Voice impairments are often the result of damage to the vocal folds in the larynx, which is pictured here in orange.Eraxion/iStock/Thinkstock
Your voice is as unique as your fingerprint. It helps define your personality, mood, and health. Your ability to talk—as well as to laugh, sing, and cry—results from airflow from your lungs pushing past your vocal cords (folds) with enough pressure to cause them to vibrate. The vocal folds are a pair of rubber band-like tissues located in your larynx (voice box) directly above the windpipe (trachea). They’re made of up several layers of cells, including muscle and an elastic layer, known as the mucosa.
About 20 million Americans suffer from voice impairments, often as a result of damage to the vocal folds. Treatment options are currently limited. A team led by Dr. Nathan Welham at the University of Wisconsin-Madison set out to engineer tissue that could mimic the functions of vocal folds. Their work was funded in part by NIH’s National Institute on Deafness and Other Communication Disorders (NIDCD), National Institute of Allergy and Infectious Diseases (NIAID), and other NIH components. The study appeared on November 18, 2015, in Science Translational Medicine.
The researchers obtained vocal cord cells (fibroblasts and epithelial cells) from human donors. They reasoned that tissue already exposed to the mechanical forces associated with making sound would be more likely to develop functional characteristics when grown in culture.
They purified the cells and grew them on 3D scaffolds. The cells gradually developed features similar to human vocal fold mucosa, including forming layers with differing characteristics. Protein composition analysis revealed that the engineered mucosa contained many of the same proteins found in normal vocal cords.
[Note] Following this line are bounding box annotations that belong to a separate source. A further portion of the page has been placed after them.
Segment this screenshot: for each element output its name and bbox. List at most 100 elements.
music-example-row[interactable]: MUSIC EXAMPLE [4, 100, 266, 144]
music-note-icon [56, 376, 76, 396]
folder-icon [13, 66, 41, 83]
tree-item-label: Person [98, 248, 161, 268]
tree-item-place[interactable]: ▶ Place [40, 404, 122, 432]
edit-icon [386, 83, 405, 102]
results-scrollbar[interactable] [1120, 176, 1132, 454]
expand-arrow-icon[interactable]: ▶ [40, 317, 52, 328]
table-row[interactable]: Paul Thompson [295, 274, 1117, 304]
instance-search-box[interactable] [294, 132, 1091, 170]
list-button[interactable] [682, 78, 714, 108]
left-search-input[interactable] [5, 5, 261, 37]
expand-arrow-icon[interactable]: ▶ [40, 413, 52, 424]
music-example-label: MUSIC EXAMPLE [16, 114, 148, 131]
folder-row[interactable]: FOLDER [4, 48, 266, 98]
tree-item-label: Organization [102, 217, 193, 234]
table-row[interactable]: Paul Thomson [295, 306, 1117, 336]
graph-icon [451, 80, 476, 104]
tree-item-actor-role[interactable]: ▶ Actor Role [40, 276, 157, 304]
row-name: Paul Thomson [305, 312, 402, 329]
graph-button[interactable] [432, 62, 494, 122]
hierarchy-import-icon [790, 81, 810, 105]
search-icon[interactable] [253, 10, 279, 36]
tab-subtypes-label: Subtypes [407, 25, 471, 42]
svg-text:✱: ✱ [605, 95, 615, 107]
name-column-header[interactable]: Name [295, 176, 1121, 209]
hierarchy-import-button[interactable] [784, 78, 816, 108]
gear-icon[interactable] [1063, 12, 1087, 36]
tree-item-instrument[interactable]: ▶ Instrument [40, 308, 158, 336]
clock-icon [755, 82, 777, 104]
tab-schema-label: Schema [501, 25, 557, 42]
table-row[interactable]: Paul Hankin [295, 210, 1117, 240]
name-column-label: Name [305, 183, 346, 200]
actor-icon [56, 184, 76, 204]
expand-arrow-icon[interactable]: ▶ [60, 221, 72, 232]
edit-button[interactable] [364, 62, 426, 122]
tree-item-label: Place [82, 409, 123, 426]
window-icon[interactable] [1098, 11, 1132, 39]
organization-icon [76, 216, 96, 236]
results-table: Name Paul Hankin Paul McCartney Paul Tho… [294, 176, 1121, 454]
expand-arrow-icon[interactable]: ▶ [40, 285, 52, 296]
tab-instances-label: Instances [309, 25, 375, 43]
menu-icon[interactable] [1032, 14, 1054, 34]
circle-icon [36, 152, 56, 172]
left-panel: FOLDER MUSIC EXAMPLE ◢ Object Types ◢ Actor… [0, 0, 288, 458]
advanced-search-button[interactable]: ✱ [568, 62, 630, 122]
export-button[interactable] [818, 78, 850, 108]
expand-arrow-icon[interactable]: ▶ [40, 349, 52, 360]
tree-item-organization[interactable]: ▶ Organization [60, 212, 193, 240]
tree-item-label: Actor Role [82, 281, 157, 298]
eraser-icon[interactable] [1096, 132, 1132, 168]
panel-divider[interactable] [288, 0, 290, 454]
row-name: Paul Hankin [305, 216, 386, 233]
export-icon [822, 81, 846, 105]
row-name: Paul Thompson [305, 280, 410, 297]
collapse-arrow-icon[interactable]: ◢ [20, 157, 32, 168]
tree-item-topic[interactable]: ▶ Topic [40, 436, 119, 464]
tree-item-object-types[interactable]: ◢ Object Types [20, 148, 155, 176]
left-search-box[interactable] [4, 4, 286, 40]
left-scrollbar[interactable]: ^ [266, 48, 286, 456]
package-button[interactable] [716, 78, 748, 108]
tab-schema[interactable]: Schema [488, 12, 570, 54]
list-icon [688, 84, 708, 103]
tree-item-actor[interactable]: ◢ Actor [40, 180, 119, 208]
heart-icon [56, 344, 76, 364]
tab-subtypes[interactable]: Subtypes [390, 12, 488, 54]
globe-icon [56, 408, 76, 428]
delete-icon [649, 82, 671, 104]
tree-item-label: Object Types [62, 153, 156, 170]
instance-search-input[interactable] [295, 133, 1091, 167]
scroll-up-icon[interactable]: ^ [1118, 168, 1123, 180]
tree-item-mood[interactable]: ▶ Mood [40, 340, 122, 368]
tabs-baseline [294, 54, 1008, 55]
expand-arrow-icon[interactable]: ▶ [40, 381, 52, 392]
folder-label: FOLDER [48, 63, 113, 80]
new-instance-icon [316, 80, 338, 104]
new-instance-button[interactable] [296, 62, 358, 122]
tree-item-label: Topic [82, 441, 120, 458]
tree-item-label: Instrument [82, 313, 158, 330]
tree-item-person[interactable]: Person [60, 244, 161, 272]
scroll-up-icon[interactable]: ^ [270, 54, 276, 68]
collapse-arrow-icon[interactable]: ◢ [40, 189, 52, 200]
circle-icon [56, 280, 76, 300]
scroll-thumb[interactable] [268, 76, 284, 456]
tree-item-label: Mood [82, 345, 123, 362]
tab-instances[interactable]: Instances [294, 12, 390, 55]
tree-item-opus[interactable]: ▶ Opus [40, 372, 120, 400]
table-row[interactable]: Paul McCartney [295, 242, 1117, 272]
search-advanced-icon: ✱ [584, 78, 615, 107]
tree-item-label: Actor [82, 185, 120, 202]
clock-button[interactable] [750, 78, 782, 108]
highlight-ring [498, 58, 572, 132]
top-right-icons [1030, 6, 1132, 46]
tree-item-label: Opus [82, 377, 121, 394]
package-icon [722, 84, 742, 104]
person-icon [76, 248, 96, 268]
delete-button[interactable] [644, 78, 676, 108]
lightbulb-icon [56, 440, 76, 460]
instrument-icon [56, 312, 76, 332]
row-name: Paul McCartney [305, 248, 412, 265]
To determine whether the engineered tissue could transmit sound, the researchers grew human-sized vocal fold mucosa. They grafted these onto 1 side of voice boxes removed from donor dogs, were the opposite side had a normal healthy vocal fold. When warm, humidified air was blown through an attached artificial windpipe, the engineered tissue produced sounds. High-speed digital imaging showed that the engineered tissue vibrated in a pattern similar to regular tissue. The scientists also grafted the engineered tissue into mice that had human immune systems. The tissue was well tolerated, suggesting it may have transplant potential.
“Voice is a pretty amazing thing, yet we don’t give it much thought until something goes wrong,” Welham says. “Our vocal cords are made up of special tissue that has to be flexible enough to vibrate, yet strong enough to bang together hundreds of times per second. It’s an exquisite system and a hard thing to replicate.”
The safety and long-term function of the engineered tissue will continue to be evaluated. Due to the scarcity of vocal fold human cells, other cell types, such as stem cells, are also being explored as a source for vocal fold development.